The faculty member’s colleagues said they thought the reports pertained to the political views and activities of ethnically Chinese faculty, visiting scholars and students at Harvard. 
"They warned the faculty member to refrain from discussing sensitive political issues in front of unfamiliar ethnic Chinese," Lloyd-Damnjanovic wrote.

Abuse by Chinese students. 
Lloyd-Damnjanovic's interviewees also described experiencing harassing or abusive behavior on the part of Chinese students. 
In one example, an ethnically Chinese professor identified only by his former affiliation at Indiana University described his experience after speaking on a 2008 panel organized by a student organization, Campaign for Free Tibet.
Lloyd-Damnjanovic wrote, "After the event, the faculty member noticed that he and his background had become a topic of discussion among members of the [Chinese Students and Scholars Association] email Listserv. A week later, the faculty member was walking in the park with his children when someone of student age who appeared to be a PRC national approached, pointed, and called him a 'dog' in Chinese. During a trip to the local farmer’s market several days later, the faculty member noticed someone of student age who appeared to be ethnically Chinese approached with a camera and took a close-up photograph of his son’s face. The faculty member said that the photographic activity made him fear for the safety of his son, a toddler at the time, and for his family."
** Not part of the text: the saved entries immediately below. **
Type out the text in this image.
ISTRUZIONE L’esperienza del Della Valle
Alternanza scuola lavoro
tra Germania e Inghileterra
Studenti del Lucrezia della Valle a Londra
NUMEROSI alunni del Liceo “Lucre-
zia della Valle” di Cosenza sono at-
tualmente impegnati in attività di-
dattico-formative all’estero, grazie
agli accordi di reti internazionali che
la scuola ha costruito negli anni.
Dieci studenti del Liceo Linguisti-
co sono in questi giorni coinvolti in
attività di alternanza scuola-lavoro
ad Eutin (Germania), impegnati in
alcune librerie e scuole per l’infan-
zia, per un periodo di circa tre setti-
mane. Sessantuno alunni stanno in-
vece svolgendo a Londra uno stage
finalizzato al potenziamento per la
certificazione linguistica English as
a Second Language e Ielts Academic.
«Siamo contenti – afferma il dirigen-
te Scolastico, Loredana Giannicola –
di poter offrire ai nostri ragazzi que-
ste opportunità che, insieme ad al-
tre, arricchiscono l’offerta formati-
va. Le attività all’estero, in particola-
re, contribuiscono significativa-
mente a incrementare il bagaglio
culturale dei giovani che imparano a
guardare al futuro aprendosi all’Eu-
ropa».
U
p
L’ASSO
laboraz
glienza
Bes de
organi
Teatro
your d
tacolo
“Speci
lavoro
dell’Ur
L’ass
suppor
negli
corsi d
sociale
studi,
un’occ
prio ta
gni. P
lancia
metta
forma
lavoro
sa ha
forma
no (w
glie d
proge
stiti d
“It is intimidating,” the faculty member told Lloyd-Damnjanovic. 
“You can never be 100 percent sure it is related to the [Tibet] speaking event, but it happened right after.”

Self-censorship. 
Lloyd-Damnjanovic also asked her faculty interviewees about the issue of self-censorship. 
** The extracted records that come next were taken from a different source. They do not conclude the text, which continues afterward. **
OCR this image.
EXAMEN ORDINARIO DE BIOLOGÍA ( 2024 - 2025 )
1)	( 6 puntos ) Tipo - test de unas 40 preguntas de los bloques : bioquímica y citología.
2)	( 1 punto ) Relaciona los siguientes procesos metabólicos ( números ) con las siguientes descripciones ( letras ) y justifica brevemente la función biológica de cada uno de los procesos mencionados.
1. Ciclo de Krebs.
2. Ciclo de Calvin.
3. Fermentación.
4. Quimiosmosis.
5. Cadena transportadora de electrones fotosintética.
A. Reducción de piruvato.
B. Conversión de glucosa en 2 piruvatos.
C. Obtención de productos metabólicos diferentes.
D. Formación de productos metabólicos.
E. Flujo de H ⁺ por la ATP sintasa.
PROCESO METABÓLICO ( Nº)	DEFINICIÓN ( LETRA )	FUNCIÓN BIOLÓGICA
Varying reasons they gave for self-censorship include concerns about being denied a visa to enter China and the effects that would have on their career and concerns about the safety of their research subjects. 
Some scholars who are Chinese citizens or of ethnic Chinese heritage said they self-censored out of concern for family and friends in China.
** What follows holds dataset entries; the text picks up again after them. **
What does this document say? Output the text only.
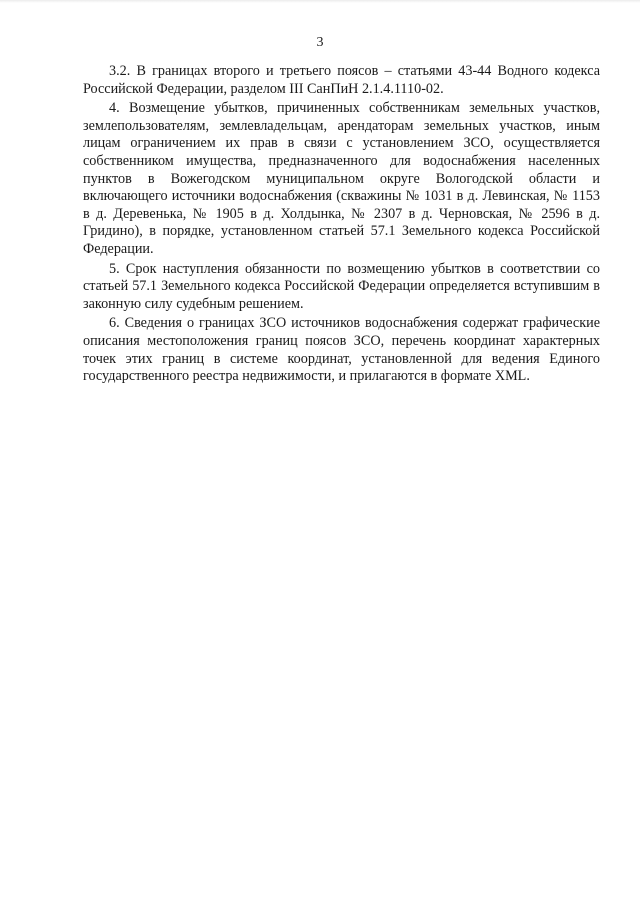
3

3.2. В границах второго и третьего поясов – статьями 43-44 Водного кодекса Российской Федерации, разделом III СанПиН 2.1.4.1110-02.

4. Возмещение убытков, причиненных собственникам земельных участков, землепользователям, землевладельцам, арендаторам земельных участков, иным лицам ограничением их прав в связи с установлением ЗСО, осуществляется собственником имущества, предназначенного для водоснабжения населенных пунктов в Вожегодском муниципальном округе Вологодской области и включающего источники водоснабжения (скважины № 1031 в д. Левинская, № 1153 в д. Деревенька, № 1905 в д. Холдынка, № 2307 в д. Черновская, № 2596 в д. Гридино), в порядке, установленном статьей 57.1 Земельного кодекса Российской Федерации.

5. Срок наступления обязанности по возмещению убытков в соответствии со статьей 57.1 Земельного кодекса Российской Федерации определяется вступившим в законную силу судебным решением.

6. Сведения о границах ЗСО источников водоснабжения содержат графические описания местоположения границ поясов ЗСО, перечень координат характерных точек этих границ в системе координат, установленной для ведения Единого государственного реестра недвижимости, и прилагаются в формате XML.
The Wilson Center study came out several days after two professors published a paper based on their survey of more than 500 China studies scholars. 
About 68 percent of respondents to that survey identified self-censorship as a problem in the field.
The survey, conducted by Sheena Chestnut Greitens, an assistant professor of political science at the University of Missouri, and Rory Truex, an assistant professor of politics and international affairs at Princeton University, also documented the real risks China scholars can face in conducting research. 
Greitens and Truex found that about 9 percent of China scholars reported having been “taken for tea” by Chinese government authorities to be interviewed or warned about their research, 26 percent of scholars who conduct archival research reported being denied access and 5 percent reported difficulties obtaining a visa. 
In addition, 2.5 percent -- 14 individual scholars -- reported experiencing temporary detention by police or physical intimidation.